JP2011107715A5

JP2011107715A5 -

Info

Publication number: JP2011107715A5
Application number: JP2010278673A
Authority: JP
Filing date: 2010-12-14
Publication date: 2012-08-16
Anticipated expiration: 2026-04-03

Claims

  A system for determining at least one of the start or end of an utterance segment,
  The system
  A computer processing unit configured to access a memory to determine at least one of the start or the end of the utterance segment;
  The memory is
  An audio trigger module executable on the computer processing unit to identify trigger characteristics in an utterance segment of an audio stream;
  A rule module executable on the computer processing unit and in communication with the voice trigger module, the rule module counting a number of separated energy events before the trigger characteristic; Determining that a frame of the audio stream prior to the trigger characteristic is outside the start or end of the speech segment if the number of allowed separation energy events in the audio stream prior to the trigger characteristic is exceeded A rule module including a second rule;
  A system comprising:

The system of claim 1, wherein the trigger characteristic includes a vowel.

The system of claim 1, wherein the trigger characteristic includes an S sound or an X sound.

The system of claim 1, wherein the rule module analyzes a lack of energy in the speech segment of the audio stream before or after the trigger characteristic.

The system of claim 1, wherein the rule module analyzes energy in the speech segment of the audio stream before or after the trigger characteristic.

The system of claim 1, wherein the rule module analyzes an elapsed time in an utterance segment of the audio stream before or after the trigger characteristic.

The system of claim 1, wherein the rule module detects the start and end of the utterance segment.

  A method for determining at least one of the start or end of a speech utterance segment, comprising:
  The method
  Receiving a portion of an audio stream including an utterance segment;
  Identifying a trigger characteristic in the utterance segment;
  Counting the number of separated energy events in the audio stream prior to the trigger characteristic by applying at least one decision rule to the utterance segment of the audio stream;
  Determining that the frame of the audio stream is outside the endpoint of the utterance segment if the number of allowed separation energy events is exceeded;
  Including a method.

The method of claim 8, wherein the trigger characteristic comprises a vowel.

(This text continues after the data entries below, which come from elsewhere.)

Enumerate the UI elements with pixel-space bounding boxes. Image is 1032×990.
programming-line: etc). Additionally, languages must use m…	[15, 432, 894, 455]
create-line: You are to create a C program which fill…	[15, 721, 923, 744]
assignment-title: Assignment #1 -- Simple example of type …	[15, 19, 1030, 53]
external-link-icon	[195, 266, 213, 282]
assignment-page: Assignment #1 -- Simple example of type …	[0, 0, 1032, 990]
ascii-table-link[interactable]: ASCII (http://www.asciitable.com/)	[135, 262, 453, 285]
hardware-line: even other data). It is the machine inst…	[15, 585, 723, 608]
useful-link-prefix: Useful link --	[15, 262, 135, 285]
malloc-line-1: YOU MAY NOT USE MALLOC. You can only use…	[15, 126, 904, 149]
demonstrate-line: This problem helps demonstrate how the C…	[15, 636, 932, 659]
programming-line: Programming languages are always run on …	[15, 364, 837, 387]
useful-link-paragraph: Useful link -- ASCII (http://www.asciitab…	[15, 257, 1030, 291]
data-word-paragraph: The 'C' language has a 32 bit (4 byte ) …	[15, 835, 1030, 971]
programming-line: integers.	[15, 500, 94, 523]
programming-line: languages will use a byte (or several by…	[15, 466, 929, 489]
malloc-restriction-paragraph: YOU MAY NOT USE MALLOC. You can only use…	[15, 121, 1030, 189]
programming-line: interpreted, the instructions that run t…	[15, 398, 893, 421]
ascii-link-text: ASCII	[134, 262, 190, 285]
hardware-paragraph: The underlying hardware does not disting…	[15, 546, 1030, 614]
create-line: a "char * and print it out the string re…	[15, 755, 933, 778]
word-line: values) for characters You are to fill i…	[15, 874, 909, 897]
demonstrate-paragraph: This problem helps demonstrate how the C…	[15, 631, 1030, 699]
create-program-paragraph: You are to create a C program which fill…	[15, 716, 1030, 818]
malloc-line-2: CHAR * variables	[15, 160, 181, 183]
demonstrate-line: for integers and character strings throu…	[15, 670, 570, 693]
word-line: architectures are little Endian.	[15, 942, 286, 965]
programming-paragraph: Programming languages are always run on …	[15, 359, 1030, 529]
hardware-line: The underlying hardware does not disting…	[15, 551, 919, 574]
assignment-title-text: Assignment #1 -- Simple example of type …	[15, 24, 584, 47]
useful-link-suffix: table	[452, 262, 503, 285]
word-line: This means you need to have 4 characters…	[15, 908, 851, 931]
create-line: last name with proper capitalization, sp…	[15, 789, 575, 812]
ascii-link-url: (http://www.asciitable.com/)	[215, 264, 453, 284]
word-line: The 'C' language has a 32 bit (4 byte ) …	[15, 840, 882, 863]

The method of claim 8, wherein the trigger characteristic includes an S sound or an X sound.

9. The method of claim 8, further comprising analyzing a lack of energy in one or more frames before or after the utterance segment of the audio stream that includes the trigger characteristic.

9. The method of claim 8, further comprising analyzing energy in one or more frames before or after the utterance segment of the audio stream that includes the trigger characteristic.

9. The method of claim 8, further comprising analyzing elapsed time in one or more frames before or after the portion of the audio stream that includes the trigger characteristic.

9. The method of claim 8, further comprising detecting the start and end of the speech utterance segment.

  A system for determining at least one of the start or end of an audio utterance segment in an audio stream,
  The system
  Comprising a computer processing unit configured to access a memory to determine at least one of the start or the end of the speech utterance segment in the speech stream;
  The memory is
  An audio trigger module executable on the computer processing unit to identify a portion of the audio stream that includes a periodic audio signal;
  An end pointer module executable on the computer processing unit and in communication with the audio trigger module, wherein the end pointer module is an amount of the audio stream input to the recognition device based on a plurality of rules Wherein the end pointer module applies a rule for counting the number of separated energy events in the audio stream, so that before or after the portion of the audio stream containing the periodic audio signal More than a predetermined number of separations after the portion of the audio stream that includes the periodic audio signal, and is further configured to determine whether one or more portions of the audio stream include audio When it is determined that an energy event has occurred, the last separated energy event An end pointer module that identifies a previous frame as the end of the speech utterance segment and excludes a portion of the speech stream that includes one or more separated energy events from the speech utterance segment input to the recognizer When
  A system comprising:

  A non-transitory computer readable medium storing data representing instructions executable by a programmed processor for determining at least one of the start or end of a speech utterance segment,
  The non-transitory computer readable medium is
  Instructions that act to convert sound waves associated with the speech utterance segment into electrical signals;
  Instructions that act to identify periodic portions of the speech utterance segment by analyzing the electrical signal;
  Instructions that act to identify segregated energy events in the speech utterance segment by analyzing the electrical signal;
  Instructions that act to count the number of individual separated energy events in the speech utterance segment;
  If it is determined that more than a predetermined number of individual separated energy events have occurred after the periodic portion of the voice utterance segment, the end of the voice utterance segment is set, and the predetermined number of separated energy events are determined. Instructions that act to rule out later segregated energy events;
  A non-transitory computer readable medium including:

17. The method of claim 16, further comprising setting a start of the voice utterance segment upon determining that more than a predetermined number of individual segregated energy events have occurred before the periodic portion of the voice utterance segment. A non-transitory computer readable medium.